Even the most hardened atheist has to at least contemplate the divine in the
face of death, but for all the Christian imagery in the film, it is never a
serious question. The concept is mentioned briefly but inconsistently. At one
point, Gus mentions that death is oblivion but in another scene states that he
firmly believes in the afterlife. The Episcopal Church Hazel and Gus attend
(the religion of original novelist John Green) is well intentioned but extremely
out of touch with their problems. Worse of all, Hazel says, “Funerals are for
the living, not the dead.” Maybe secular funerals, but Christian funerals are
not just eulogies. They are a chance to bring the dead to God through prayer.
Original
sin brought many things into this world, one of the worst of which is seeing a
child die painfully well before her time. Life is unfair because we deal with
the consequences of a sin we did not personally commit, including natural evil.
God doesn’t offer a way out of our suffering but does offer a way to make
suffering meaningful, manageable, and ultimately salvific through Jesus Christ.

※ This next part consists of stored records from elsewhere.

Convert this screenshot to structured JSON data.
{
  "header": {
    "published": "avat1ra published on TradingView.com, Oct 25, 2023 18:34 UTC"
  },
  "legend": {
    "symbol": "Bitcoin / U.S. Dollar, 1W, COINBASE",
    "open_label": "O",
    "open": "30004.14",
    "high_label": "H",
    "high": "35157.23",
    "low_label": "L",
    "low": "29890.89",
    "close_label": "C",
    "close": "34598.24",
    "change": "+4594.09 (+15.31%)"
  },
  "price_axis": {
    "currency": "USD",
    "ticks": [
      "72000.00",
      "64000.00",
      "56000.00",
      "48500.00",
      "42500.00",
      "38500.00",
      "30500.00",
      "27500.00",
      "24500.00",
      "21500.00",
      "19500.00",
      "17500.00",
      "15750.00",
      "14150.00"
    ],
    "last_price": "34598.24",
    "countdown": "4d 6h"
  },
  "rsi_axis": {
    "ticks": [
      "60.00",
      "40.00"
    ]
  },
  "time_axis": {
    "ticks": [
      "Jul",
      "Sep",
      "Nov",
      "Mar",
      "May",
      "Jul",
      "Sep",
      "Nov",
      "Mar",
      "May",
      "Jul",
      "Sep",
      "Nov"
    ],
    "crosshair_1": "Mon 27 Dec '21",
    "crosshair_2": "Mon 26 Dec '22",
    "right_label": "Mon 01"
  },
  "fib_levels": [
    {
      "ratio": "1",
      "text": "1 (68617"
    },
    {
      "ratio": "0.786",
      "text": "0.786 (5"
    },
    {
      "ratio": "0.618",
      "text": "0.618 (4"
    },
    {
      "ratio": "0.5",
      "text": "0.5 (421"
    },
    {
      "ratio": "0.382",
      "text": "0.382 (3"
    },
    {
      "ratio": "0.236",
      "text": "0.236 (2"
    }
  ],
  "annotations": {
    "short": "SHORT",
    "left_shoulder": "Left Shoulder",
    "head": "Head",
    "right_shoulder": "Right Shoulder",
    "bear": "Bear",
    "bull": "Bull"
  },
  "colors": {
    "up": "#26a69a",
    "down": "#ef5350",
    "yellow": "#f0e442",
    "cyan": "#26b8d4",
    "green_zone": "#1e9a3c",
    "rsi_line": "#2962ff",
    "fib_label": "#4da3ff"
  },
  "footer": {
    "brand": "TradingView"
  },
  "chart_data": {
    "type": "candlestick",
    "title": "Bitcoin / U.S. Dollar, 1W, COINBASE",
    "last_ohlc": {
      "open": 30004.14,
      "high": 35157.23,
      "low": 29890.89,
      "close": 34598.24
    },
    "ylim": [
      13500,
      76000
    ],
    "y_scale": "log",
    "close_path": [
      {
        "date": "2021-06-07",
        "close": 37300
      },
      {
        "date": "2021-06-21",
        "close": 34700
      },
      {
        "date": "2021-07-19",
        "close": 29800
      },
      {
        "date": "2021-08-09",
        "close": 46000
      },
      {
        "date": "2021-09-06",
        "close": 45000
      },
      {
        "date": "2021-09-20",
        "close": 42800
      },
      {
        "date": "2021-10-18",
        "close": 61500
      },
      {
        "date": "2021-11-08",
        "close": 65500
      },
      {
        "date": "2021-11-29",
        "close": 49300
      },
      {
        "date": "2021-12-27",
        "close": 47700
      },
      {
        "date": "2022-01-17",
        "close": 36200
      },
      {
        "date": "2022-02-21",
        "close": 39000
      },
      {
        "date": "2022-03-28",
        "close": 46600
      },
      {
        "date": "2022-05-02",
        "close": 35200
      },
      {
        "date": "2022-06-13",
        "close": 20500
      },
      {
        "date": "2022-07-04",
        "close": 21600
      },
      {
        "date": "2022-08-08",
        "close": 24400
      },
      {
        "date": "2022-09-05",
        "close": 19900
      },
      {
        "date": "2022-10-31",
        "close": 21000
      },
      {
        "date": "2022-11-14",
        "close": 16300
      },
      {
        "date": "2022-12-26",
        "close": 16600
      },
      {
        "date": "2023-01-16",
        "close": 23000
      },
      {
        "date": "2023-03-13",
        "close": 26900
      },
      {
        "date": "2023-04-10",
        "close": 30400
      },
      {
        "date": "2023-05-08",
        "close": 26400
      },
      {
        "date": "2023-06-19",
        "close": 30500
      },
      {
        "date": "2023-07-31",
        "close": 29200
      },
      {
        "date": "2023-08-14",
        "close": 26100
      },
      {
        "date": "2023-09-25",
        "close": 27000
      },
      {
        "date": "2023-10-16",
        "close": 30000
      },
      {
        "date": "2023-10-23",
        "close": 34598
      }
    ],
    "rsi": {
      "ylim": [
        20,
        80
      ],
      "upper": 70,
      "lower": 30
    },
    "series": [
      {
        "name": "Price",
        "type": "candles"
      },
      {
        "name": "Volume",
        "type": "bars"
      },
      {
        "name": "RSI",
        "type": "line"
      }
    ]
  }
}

Romantic love, properly understood through the sacrament of marriage, is brings
salvation because it teaches the family how to love like Christ loves. There is
a scene early in the film where the cancer support group meets on a rug made in
the image of the Sacred Heart. “We are literally in the heart of Jesus,” the counselor
tells them. Hazel and Gus find this image a little silly and maybe sacrilegious,
but they do find the heart of Jesus in the hearts of each other. What a beautiful
film.
This article first appeared in Catholic World Report on June 10th, 2014.